Mas o menino que nasceu em Leiria, onde viveu até aos 12 anos, foi muito mais do que historiador. Licenciou-se em Ciências Histórico-Filosóficas e em Direito. Mais tarde conciliou a carreira de Professor com a de Advogado. Foi Ministro da Cultura no final do Estado Novo até 1970. Só depois começou a fazer programas na televisão. Claro que foi uma pessoa controversa e polémica, sendo a sua visão da História de Portugal muitas vezes questionada pelo meio académico.
Quando morreu, aos 92 anos, José Hermano Saraiva deixou uma casa recheada com centenas de objetos que foi reunindo com carinho e dedicação ao longo de vários anos. Mas tu que sempre recebeste personalidades na tua casa, e sendo casada com o crítico de TV Mário Castrim, deves ter convivido com o Professor e ter muitas histórias para contar.
A falta que nos faz ter alguém na televisão a explicar a História de Portugal como ele tão bem fazia.
Beijos e boa semana.
Querido neto,
Tens razão, tanto eu como o Mário convivemos muito com o Prof. José Hermano Saraiva. Mais uma daquelas amizades improváveis do meu marido: não se podia dizer que o professor fosse um homem de esquerda (bem pelo contrário) — mas escreviam-se, telefonavam-se, e lembro-me que num programa o Prof. Hermano Saraiva até se referiu a nós, a propósito do lugar onde estava, para os lados do Sabugueiro, na Serra da Estrela, onde nós então passávamos sempre o Verão, e ele sabia.

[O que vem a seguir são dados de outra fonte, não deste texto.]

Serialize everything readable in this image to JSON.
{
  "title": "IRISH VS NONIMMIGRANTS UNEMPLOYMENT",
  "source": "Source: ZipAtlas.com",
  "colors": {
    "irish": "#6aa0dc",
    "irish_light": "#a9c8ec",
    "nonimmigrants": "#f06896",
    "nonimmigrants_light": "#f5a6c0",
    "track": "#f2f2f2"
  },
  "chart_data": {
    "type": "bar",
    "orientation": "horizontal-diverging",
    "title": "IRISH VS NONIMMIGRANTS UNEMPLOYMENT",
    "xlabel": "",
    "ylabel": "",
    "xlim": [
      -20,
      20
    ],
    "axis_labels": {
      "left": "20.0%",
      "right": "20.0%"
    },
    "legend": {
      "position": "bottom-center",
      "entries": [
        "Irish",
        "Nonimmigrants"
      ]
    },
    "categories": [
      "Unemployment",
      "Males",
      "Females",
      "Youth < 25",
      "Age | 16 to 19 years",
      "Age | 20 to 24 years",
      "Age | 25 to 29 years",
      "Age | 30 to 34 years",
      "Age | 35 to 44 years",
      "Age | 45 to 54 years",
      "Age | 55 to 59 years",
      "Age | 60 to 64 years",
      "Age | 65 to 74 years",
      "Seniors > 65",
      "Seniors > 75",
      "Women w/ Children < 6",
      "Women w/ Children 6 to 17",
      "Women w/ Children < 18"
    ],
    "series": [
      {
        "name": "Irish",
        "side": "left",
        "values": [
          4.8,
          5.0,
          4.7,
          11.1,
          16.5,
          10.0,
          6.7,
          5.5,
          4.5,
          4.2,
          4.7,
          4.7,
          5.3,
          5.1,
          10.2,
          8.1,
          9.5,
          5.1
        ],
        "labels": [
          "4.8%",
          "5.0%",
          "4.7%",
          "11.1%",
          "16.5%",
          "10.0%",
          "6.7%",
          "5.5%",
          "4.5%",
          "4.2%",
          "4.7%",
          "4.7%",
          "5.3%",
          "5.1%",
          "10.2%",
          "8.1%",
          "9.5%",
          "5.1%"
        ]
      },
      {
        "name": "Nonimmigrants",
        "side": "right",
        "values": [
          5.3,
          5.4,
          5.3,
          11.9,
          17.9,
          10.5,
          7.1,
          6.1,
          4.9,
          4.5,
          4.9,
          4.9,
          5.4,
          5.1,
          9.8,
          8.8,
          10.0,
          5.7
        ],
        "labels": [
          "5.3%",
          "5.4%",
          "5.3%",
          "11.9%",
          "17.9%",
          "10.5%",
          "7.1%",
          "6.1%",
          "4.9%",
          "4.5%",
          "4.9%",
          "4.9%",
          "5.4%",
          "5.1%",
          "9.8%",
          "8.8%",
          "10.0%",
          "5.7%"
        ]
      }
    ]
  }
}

Embora as posições políticas fossem opostas, ele dava-se muito bem com o irmão, o Prof. António José Saraiva. E um dia ligou-me para me contar que o irmão lhe tinha proposto fazerem um programa os dois. Ele recusou: «ó Alice, ainda iam dizer que éramos as segundas Irmãs Meireles!». (É claro que nem tu nem a malta mais nova sabe quem eram as Irmãs Meireles, mas era um duo que teve grande popularidade no princípio dos anos 60).
E estava sempre a dizer-me uma coisa muito certa a propósito da ida dos escritores às escolas sem nos pagarem: «vocês não são missionários! Era o que faltava!». E é ao Prof. Hermano Saraiva que se deve a melhor definição da Ericeira: «a Ericeira não tem banhistas, só tem devotos». O que é inteiramente verdade, ainda hoje, quando chovia, lá estávamos nós na esplanada da praia .Claro que foi uma figura polémica. As pessoas diziam que metade do que ele dizia era inventado. Era — e não era.
De vez em quando, no meio da conversa, ele parava e dizia mais ou menos isto: «às vezes, quando falo nisto, até penso se tudo não terá acontecido de outra maneira, se em vez de ter sido assim…» — e pronto, a partir daí era a imaginação dele a funcionar. Mas sem nunca afirmar que era verdade.
Mas eu digo sempre que ele não estava ali para ensinar história, ele estava ali para entusiasmar as pessoas com aquilo que dizia — o que as levava depois a quererem saber mais.
E aí tens o que eu tinha para te dizer do Prof. Hermano Saraiva.